BH 1021 SZ – Daihatsu Taft GT/F70 (1994)
Terakhir Bayar: 2006 | Tunggakan: Rp3.659.900
BH 12 SZ – Mitsubishi Kuda (2005)
Terakhir Bayar: 2011 | Tunggakan: Rp5.425.700
Dikonfirmasi via WhatsApp, H. Kasiyadi, salah satu pejabat Pemkab Sarolangun, mengakui bahwa biaya pemeliharaan dan pajak menjadi tanggung jawab pengguna kendaraan:
“Biaya pemeliharaan termasuk pajak menjadi tanggung jawab pemakai kendaraan dinas dan sudah dianggarkan pada masing-masing OPD, baik kendaraan tersebut dibeli sendiri maupun limpahan dari OPD lain.”
“Iya itu limpahan dari Sekretariat Daerah, daripada nganggur di gudang pool, jadi kami perbaiki. Pajak belum dibayar, nunggu di PAPBD 2025.” Pungkasnya, Rabu, 25 Juni 2025.
Pernyataan ini semakin menguatkan dugaan bahwa pengelolaan aset kendaraan dinas tidak terstruktur dan minim pengawasan.

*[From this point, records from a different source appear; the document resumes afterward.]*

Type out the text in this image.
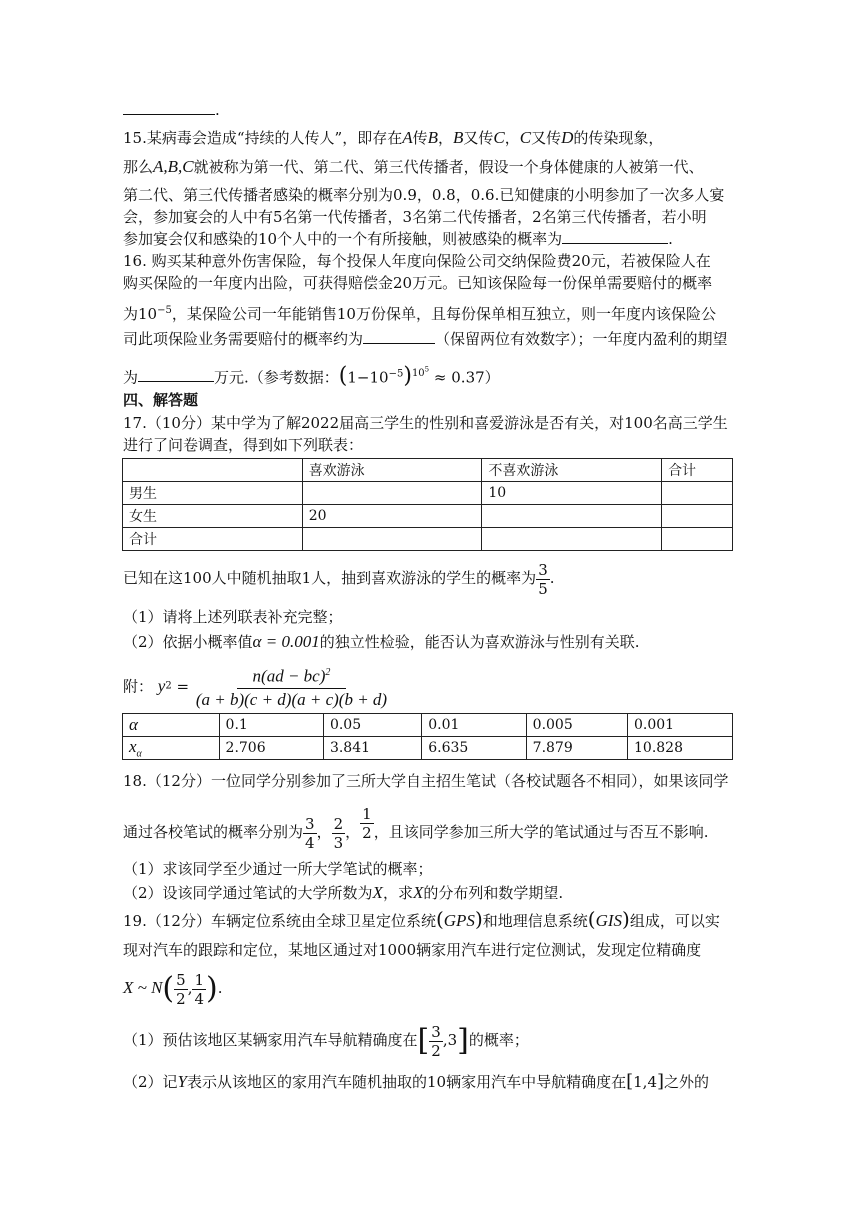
.
15.某病毒会造成“持续的人传人”，即存在A传B，B又传C，C又传D的传染现象，
那么A,B,C就被称为第一代、第二代、第三代传播者，假设一个身体健康的人被第一代、
第二代、第三代传播者感染的概率分别为0.9，0.8，0.6.已知健康的小明参加了一次多人宴
会，参加宴会的人中有5名第一代传播者，3名第二代传播者，2名第三代传播者，若小明
参加宴会仅和感染的10个人中的一个有所接触，则被感染的概率为	.
16. 购买某种意外伤害保险，每个投保人年度向保险公司交纳保险费20元，若被保险人在
购买保险的一年度内出险，可获得赔偿金20万元。已知该保险每一份保单需要赔付的概率
为$10^{-5}$，某保险公司一年能销售10万份保单，且每份保单相互独立，则一年度内该保险公
司此项保险业务需要赔付的概率约为	（保留两位有效数字）；一年度内盈利的期望
为	万元.（参考数据：$(1-10^{-5})^{10^5} \approx 0.37$）
四、解答题
17.（10分）某中学为了解2022届高三学生的性别和喜爱游泳是否有关，对100名高三学生
进行了问卷调查，得到如下列联表：
	喜欢游泳	不喜欢游泳	合计
男生		10	
女生	20		
合计			
已知在这100人中随机抽取1人，抽到喜欢游泳的学生的概率为 $\frac{3}{5}$ .
（1）请将上述列联表补充完整；
（2）依据小概率值α = 0.001的独立性检验，能否认为喜欢游泳与性别有关联.
附： $y2 = \frac{n(ad - bc)^2}{(a + b)(c + d)(a + c)(b + d)}$
α	0.1	0.05	0.01	0.005	0.001
$x_\alpha$	2.706	3.841	6.635	7.879	10.828
18.（12分）一位同学分别参加了三所大学自主招生笔试（各校试题各不相同），如果该同学
通过各校笔试的概率分别为 $\frac{3}{4}$ ， $\frac{2}{3}$ ， $\frac{1}{2}$ ，且该同学参加三所大学的笔试通过与否互不影响.
（1）求该同学至少通过一所大学笔试的概率；
（2）设该同学通过笔试的大学所数为X，求X的分布列和数学期望.
19.（12分）车辆定位系统由全球卫星定位系统(GPS)和地理信息系统(GIS)组成，可以实
现对汽车的跟踪和定位，某地区通过对1000辆家用汽车进行定位测试，发现定位精确度
X ~ $N( \frac{5}{2}$ , $\frac{1}{4}$ ).
（1）预估该地区某辆家用汽车导航精确度在[ $\frac{3}{2} ,3$]的概率；
（2）记Y表示从该地区的家用汽车随机抽取的10辆家用汽车中导航精确度在[1,4]之外的
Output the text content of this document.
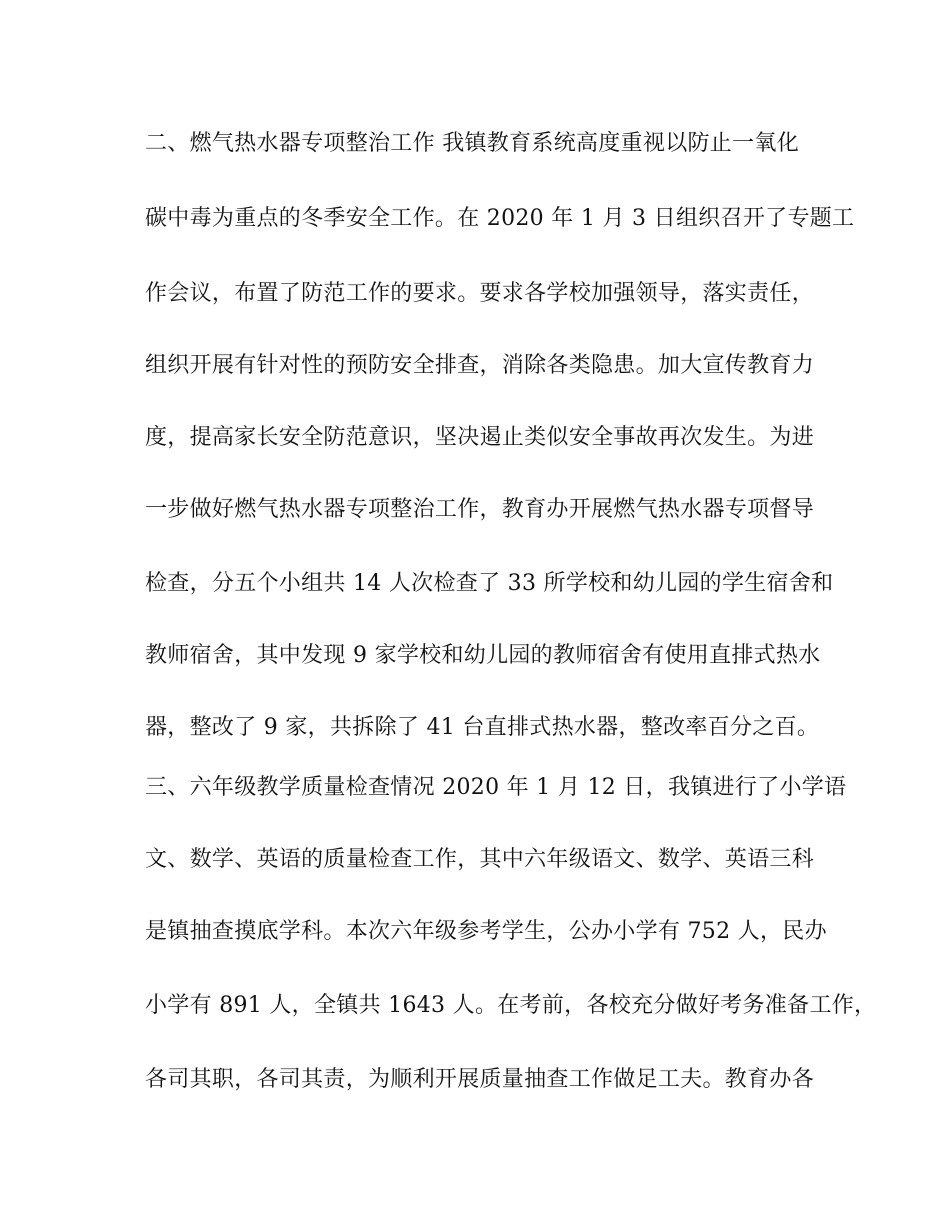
二、燃气热水器专项整治工作 我镇教育系统高度重视以防止一氧化
碳中毒为重点的冬季安全工作。在 2020 年 1 月 3 日组织召开了专题工
作会议，布置了防范工作的要求。要求各学校加强领导，落实责任，
组织开展有针对性的预防安全排查，消除各类隐患。加大宣传教育力
度，提高家长安全防范意识，坚决遏止类似安全事故再次发生。为进
一步做好燃气热水器专项整治工作，教育办开展燃气热水器专项督导
检查，分五个小组共 14 人次检查了 33 所学校和幼儿园的学生宿舍和
教师宿舍，其中发现 9 家学校和幼儿园的教师宿舍有使用直排式热水
器，整改了 9 家，共拆除了 41 台直排式热水器，整改率百分之百。
三、六年级教学质量检查情况 2020 年 1 月 12 日，我镇进行了小学语
文、数学、英语的质量检查工作，其中六年级语文、数学、英语三科
是镇抽查摸底学科。本次六年级参考学生，公办小学有 752 人，民办
小学有 891 人，全镇共 1643 人。在考前，各校充分做好考务准备工作，
各司其职，各司其责，为顺利开展质量抽查工作做足工夫。教育办各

Saat rakyat diwajibkan taat pajak, justru instansi pemerintah menjadi contoh buruk dalam kepatuhan fiskal. Padahal, dana pajak digunakan untuk pembangunan, pelayanan kesehatan, dan pendidikan. Ketika kendaraan dinas justru menjadi beban akibat kelalaian bayar pajak, publik berhak mempertanyakan integritas pengelolaan anggaran daerah.
Desakan Publik dan Tuntutan Transparansi.
Menyikapi hal ini, masyarakat menuntut:
BPKAD Sarolangun segera membuka data lengkap kendaraan dinas yang menunggak.
Inspektorat Daerah melakukan audit menyeluruh terhadap aset dan penggunaannya.
DPRD Sarolangun wajib turun tangan dan tidak menjadi “penonton diam” dalam skandal ini.
Penegasan Hukum: UU No. 28 Tahun 2009 tentang Pajak Daerah dan Retribusi Daerah menegaskan, pajak kendaraan bermotor adalah sumber utama PAD (Pendapatan Asli Daerah). Ketika pejabat pemerintah justru abai terhadap kewajiban ini, maka keteladanan dan akuntabilitas birokrasi dipertaruhkan.
Skandal ini bukan sekadar soal angka, tapi cermin bobroknya manajemen aset dan tanggung jawab publik di tubuh pemerintahan Sarolangun.